Owing to these demand-side pressures, electric mobility will be at the heart of any green recovery. Encouragingly, rather than seeking to protect the country’s traditional car producers at all costs, Germany has allocated around €8 billion ($9.13 billion) in recovery funds to support grants for EV purchases, e-mobility manufacturers, upgrades to charging facilities, and more electric-powered buses and trucks. And the French government is investing a similar amount to position the country’s auto industry as Europe’s leading EV producer.

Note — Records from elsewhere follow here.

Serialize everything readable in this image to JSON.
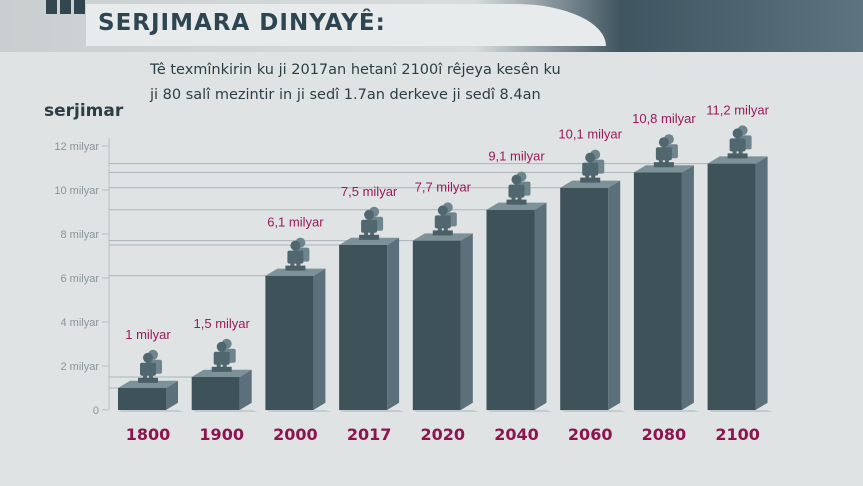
{
  "header": {
    "title": "SERJIMARA DINYAYÊ:"
  },
  "subtitle": "Tê texmînkirin ku ji 2017an hetanî 2100î rêjeya kesên ku ji 80 salî mezintir in ji sedî 1.7an derkeve ji sedî 8.4an",
  "chart_data": {
    "type": "bar",
    "title": "SERJIMARA DINYAYÊ:",
    "ylabel": "serjimar",
    "xlabel": "",
    "categories": [
      "1800",
      "1900",
      "2000",
      "2017",
      "2020",
      "2040",
      "2060",
      "2080",
      "2100"
    ],
    "values": [
      1,
      1.5,
      6.1,
      7.5,
      7.7,
      9.1,
      10.1,
      10.8,
      11.2
    ],
    "data_labels": [
      "1 milyar",
      "1,5 milyar",
      "6,1 milyar",
      "7,5 milyar",
      "7,7 milyar",
      "9,1 milyar",
      "10,1 milyar",
      "10,8 milyar",
      "11,2 milyar"
    ],
    "yticks": [
      0,
      2,
      4,
      6,
      8,
      10,
      12
    ],
    "ytick_labels": [
      "0",
      "2 milyar",
      "4 milyar",
      "6 milyar",
      "8 milyar",
      "10 milyar",
      "12 milyar"
    ],
    "ylim": [
      0,
      12
    ],
    "grid": true,
    "colors": {
      "bar_front": "#3e525a",
      "bar_side": "#5b707a",
      "bar_top": "#7d9199",
      "figure": "#51676f",
      "label": "#9a1a5c",
      "category": "#8c1550",
      "axis_text": "#8a9599"
    }
  }
}
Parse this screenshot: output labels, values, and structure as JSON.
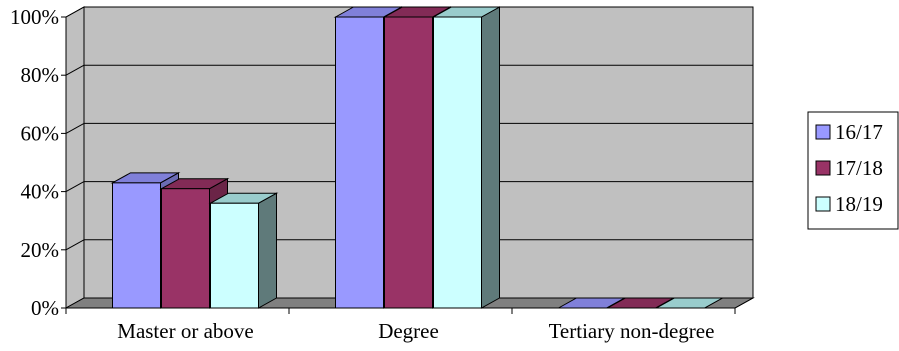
{
  "chart_data": {
    "type": "bar",
    "style": "3d-clustered-column",
    "categories": [
      "Master or above",
      "Degree",
      "Tertiary non-degree"
    ],
    "series": [
      {
        "name": "16/17",
        "values": [
          43,
          100,
          0
        ],
        "color": "#9999FF",
        "side_color": "#6B6BB3",
        "top_color": "#8080D9"
      },
      {
        "name": "17/18",
        "values": [
          41,
          100,
          0
        ],
        "color": "#993366",
        "side_color": "#6B2447",
        "top_color": "#822B56"
      },
      {
        "name": "18/19",
        "values": [
          36,
          100,
          0
        ],
        "color": "#CCFFFF",
        "side_color": "#5F7A7A",
        "top_color": "#99CCCC"
      }
    ],
    "ylim": [
      0,
      100
    ],
    "yticks": [
      "0%",
      "20%",
      "40%",
      "60%",
      "80%",
      "100%"
    ],
    "ytick_values": [
      0,
      20,
      40,
      60,
      80,
      100
    ],
    "grid": true,
    "legend_position": "right",
    "plot_background": "#C0C0C0",
    "wall_color": "#808080"
  }
}
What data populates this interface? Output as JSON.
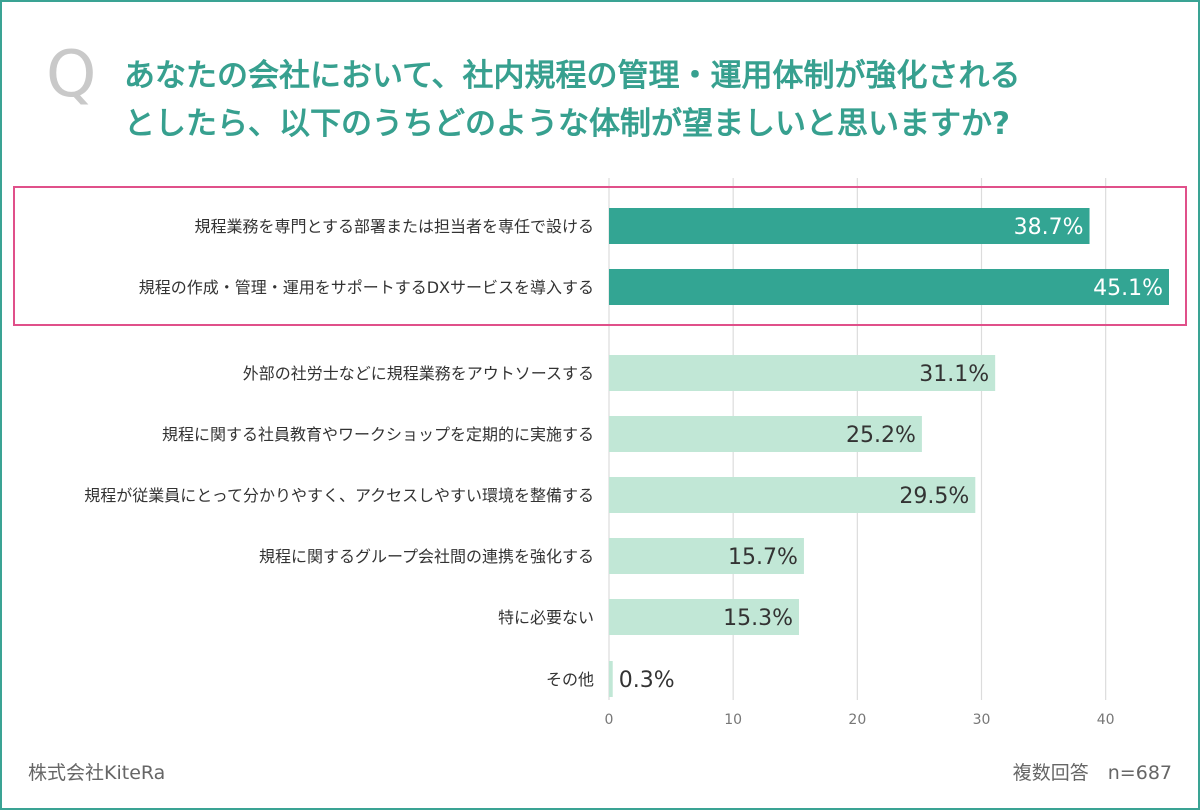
{
  "question": {
    "marker": "Q",
    "line1": "あなたの会社において、社内規程の管理・運用体制が強化される",
    "line2": "としたら、以下のうちどのような体制が望ましいと思いますか?"
  },
  "chart_data": {
    "type": "bar",
    "orientation": "horizontal",
    "categories": [
      "規程業務を専門とする部署または担当者を専任で設ける",
      "規程の作成・管理・運用をサポートするDXサービスを導入する",
      "外部の社労士などに規程業務をアウトソースする",
      "規程に関する社員教育やワークショップを定期的に実施する",
      "規程が従業員にとって分かりやすく、アクセスしやすい環境を整備する",
      "規程に関するグループ会社間の連携を強化する",
      "特に必要ない",
      "その他"
    ],
    "values": [
      38.7,
      45.1,
      31.1,
      25.2,
      29.5,
      15.7,
      15.3,
      0.3
    ],
    "value_labels": [
      "38.7%",
      "45.1%",
      "31.1%",
      "25.2%",
      "29.5%",
      "15.7%",
      "15.3%",
      "0.3%"
    ],
    "highlighted": [
      true,
      true,
      false,
      false,
      false,
      false,
      false,
      false
    ],
    "xticks": [
      "0",
      "10",
      "20",
      "30",
      "40"
    ],
    "xlim": [
      0,
      45.1
    ],
    "grid": true
  },
  "colors": {
    "highlight_bar": "#33a593",
    "normal_bar": "#c1e7d6",
    "highlight_box": "#e0508a",
    "grid": "#dcdcdc",
    "title": "#37a08f"
  },
  "footer": {
    "company": "株式会社KiteRa",
    "note": "複数回答　n=687"
  }
}
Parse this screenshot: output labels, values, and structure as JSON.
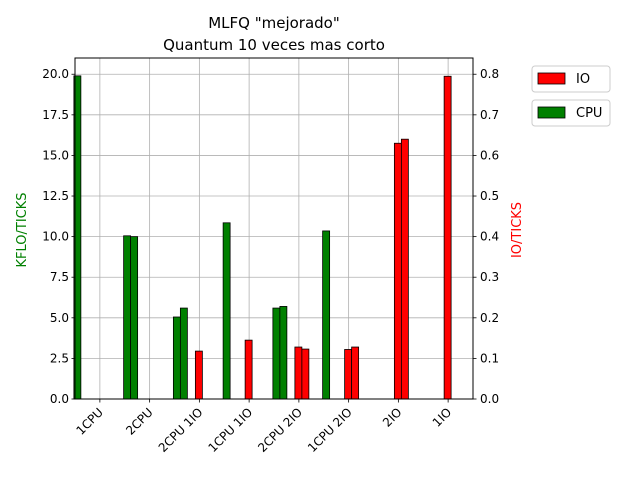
{
  "chart_data": {
    "type": "bar",
    "title": "MLFQ \"mejorado\"",
    "subtitle": "Quantum 10 veces mas corto",
    "categories": [
      "1CPU",
      "2CPU",
      "2CPU 1IO",
      "1CPU 1IO",
      "2CPU 2IO",
      "1CPU 2IO",
      "2IO",
      "1IO"
    ],
    "left_axis": {
      "label": "KFLO/TICKS",
      "ylim": [
        0,
        21
      ],
      "ticks": [
        "0.0",
        "2.5",
        "5.0",
        "7.5",
        "10.0",
        "12.5",
        "15.0",
        "17.5",
        "20.0"
      ],
      "color": "#008000"
    },
    "right_axis": {
      "label": "IO/TICKS",
      "ylim": [
        0,
        0.84
      ],
      "ticks": [
        "0.0",
        "0.1",
        "0.2",
        "0.3",
        "0.4",
        "0.5",
        "0.6",
        "0.7",
        "0.8"
      ],
      "color": "#ff0000"
    },
    "series": [
      {
        "name": "CPU",
        "axis": "left",
        "color": "#008000",
        "groups": [
          [
            19.9,
            0
          ],
          [
            10.05,
            10.0
          ],
          [
            5.05,
            5.6
          ],
          [
            10.85
          ],
          [
            5.6,
            5.7
          ],
          [
            10.35
          ],
          [],
          []
        ]
      },
      {
        "name": "IO",
        "axis": "right",
        "color": "#ff0000",
        "groups": [
          [],
          [],
          [
            0.118
          ],
          [
            0.145
          ],
          [
            0.128,
            0.123
          ],
          [
            0.122,
            0.128
          ],
          [
            0.63,
            0.64
          ],
          [
            0.795
          ]
        ]
      }
    ],
    "grid": true,
    "legend_position": "outside-right"
  }
}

Though the pandemic might delay the clean-transport transition in the short term, the destination is already locked in. Legislation to support further electrification is either being drafted or already on the books, and automakers’ previous decarbonization commitments remain in place. In anticipation of the 2021 UN Climate Conference (COP26) in Glasgow, the British government has indicated that zero-carbon road transport will be one of the main topics of discussion.

Globally, sustained support to help developing countries leapfrog directly to zero-emissions transportation will be essential, with pressure again being applied on the demand side. One promising recent initiative is the “Green and Healthy Streets Declaration,” featuring a pledge by mayors of major cities around the world to end procurement of fossil-fuel buses by 2025. Similarly, the Global Environmental Facility has launched regional platforms to help Africa, Asia, and Latin America go electric, recognizing that mechanisms to finance the deployment of EVs, and especially zero-emission buses and trucks, is necessary to avoid locking in ICE vehicles.

Electric mobility is ready for primetime. Like solar energy, the key technologies are progressing to the point of rapid adoption and deployment. The pandemic poses extraordinary challenges, but it will not reverse the trend. In fact, it may well hasten the shift toward e-mobility, and therefore to a cleaner, healthier future.